Adding to the alluded/eluded and allusive/elusive quandary is the illusion/allusion Wacky Word pair! Again, looking at roots and affixes can be a great help.
Let’s start with allusion—since we had alluded yesterday. (Yes, you read that right—the roots are the same!)
1. Allusion (allude)
a.      Related to ludicrous: Hint—“What he alluded to was ludicrous!”
b.     Related to allusion—“He made an allusion to our previous conversation.”
c.      If you remember the allude/ludicrous (What he alluded to was ludicrous!), you will also remember allusion—allusion is something you allude to.
                                                                        i.     Allude is the verb—“What did he allude to?”

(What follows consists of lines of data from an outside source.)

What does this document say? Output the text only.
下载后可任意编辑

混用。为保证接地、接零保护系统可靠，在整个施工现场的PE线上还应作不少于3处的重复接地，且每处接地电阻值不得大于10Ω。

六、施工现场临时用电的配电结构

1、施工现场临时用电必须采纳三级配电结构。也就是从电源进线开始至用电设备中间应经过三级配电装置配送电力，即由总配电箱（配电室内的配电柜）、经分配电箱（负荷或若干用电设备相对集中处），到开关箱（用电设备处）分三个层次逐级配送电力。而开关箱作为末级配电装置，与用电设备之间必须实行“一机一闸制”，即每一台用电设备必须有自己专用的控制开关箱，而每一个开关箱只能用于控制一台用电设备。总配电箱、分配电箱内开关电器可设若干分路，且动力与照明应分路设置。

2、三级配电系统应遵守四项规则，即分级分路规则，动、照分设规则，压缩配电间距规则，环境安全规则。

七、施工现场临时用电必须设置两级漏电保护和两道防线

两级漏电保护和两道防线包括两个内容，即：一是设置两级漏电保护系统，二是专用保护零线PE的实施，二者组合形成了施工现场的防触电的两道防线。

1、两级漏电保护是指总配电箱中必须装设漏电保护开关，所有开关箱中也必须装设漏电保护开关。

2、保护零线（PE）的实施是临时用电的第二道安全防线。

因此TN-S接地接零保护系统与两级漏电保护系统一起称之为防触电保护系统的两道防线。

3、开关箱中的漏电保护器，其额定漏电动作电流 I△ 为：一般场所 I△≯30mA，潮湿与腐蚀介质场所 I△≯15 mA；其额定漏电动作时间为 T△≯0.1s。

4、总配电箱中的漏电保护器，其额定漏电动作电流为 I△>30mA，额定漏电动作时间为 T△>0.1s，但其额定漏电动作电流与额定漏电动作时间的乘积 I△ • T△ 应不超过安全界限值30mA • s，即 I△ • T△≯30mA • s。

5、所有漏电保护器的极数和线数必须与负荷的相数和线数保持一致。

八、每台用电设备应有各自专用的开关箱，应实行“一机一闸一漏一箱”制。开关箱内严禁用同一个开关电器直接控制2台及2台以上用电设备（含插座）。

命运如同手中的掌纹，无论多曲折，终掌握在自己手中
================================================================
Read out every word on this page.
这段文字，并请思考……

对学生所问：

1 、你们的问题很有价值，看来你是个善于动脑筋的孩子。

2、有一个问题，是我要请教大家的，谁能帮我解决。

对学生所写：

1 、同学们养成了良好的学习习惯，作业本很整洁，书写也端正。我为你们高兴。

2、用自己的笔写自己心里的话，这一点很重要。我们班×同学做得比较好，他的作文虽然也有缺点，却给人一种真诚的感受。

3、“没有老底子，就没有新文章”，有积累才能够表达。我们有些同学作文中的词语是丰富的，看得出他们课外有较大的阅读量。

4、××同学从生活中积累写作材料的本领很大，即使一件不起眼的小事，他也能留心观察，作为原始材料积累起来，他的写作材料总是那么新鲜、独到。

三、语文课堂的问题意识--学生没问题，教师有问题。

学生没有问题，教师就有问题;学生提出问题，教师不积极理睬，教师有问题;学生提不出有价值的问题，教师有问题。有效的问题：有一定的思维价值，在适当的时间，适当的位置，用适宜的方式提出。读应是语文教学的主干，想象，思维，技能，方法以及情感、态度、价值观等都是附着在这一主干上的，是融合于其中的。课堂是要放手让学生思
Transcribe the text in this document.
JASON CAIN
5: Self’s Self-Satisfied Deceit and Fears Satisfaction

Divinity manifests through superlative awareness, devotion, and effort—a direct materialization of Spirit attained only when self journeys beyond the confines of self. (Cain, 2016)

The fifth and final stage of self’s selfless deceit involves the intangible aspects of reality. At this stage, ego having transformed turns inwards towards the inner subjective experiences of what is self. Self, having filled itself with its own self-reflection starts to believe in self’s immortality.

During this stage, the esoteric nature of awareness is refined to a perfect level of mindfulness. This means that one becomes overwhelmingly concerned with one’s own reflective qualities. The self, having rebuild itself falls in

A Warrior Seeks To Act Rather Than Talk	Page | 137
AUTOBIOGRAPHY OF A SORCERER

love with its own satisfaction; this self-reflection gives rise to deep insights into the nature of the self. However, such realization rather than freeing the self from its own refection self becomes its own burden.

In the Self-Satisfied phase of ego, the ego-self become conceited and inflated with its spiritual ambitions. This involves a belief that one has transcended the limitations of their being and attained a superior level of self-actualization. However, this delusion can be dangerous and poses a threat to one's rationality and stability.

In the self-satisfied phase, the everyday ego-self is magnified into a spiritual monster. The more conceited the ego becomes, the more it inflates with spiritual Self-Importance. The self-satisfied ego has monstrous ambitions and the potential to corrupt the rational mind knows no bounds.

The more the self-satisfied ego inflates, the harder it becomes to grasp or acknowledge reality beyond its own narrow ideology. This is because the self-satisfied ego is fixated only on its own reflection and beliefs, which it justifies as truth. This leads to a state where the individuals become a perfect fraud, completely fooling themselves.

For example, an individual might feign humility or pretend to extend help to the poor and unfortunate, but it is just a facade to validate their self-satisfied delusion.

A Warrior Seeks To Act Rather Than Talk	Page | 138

                                                                      ii.     Allusion* is the noun—The thing—“What was his allusion to your situation?”
2. Illusion
      a. Related to illustrate—See that root?
              i. Illustration is a picture
             ii. Illusion is an abstract picture
b.     Used to mean a facsimile or something that appears different than it is
i. “The ride gives you the illusion that you are on a mountain.”
ii. “They used Kleenexes to give you the illusion of fabric.”
iii. “Her success is just an illusion.”
c.  Illusion is also related to hallucination—seeing things that are not really there!
*Note: A more advanced vocabulary technique that you will learn this year on LL 365 is “illustrated” in suffixes—tion and sion generally signify a word is a noun.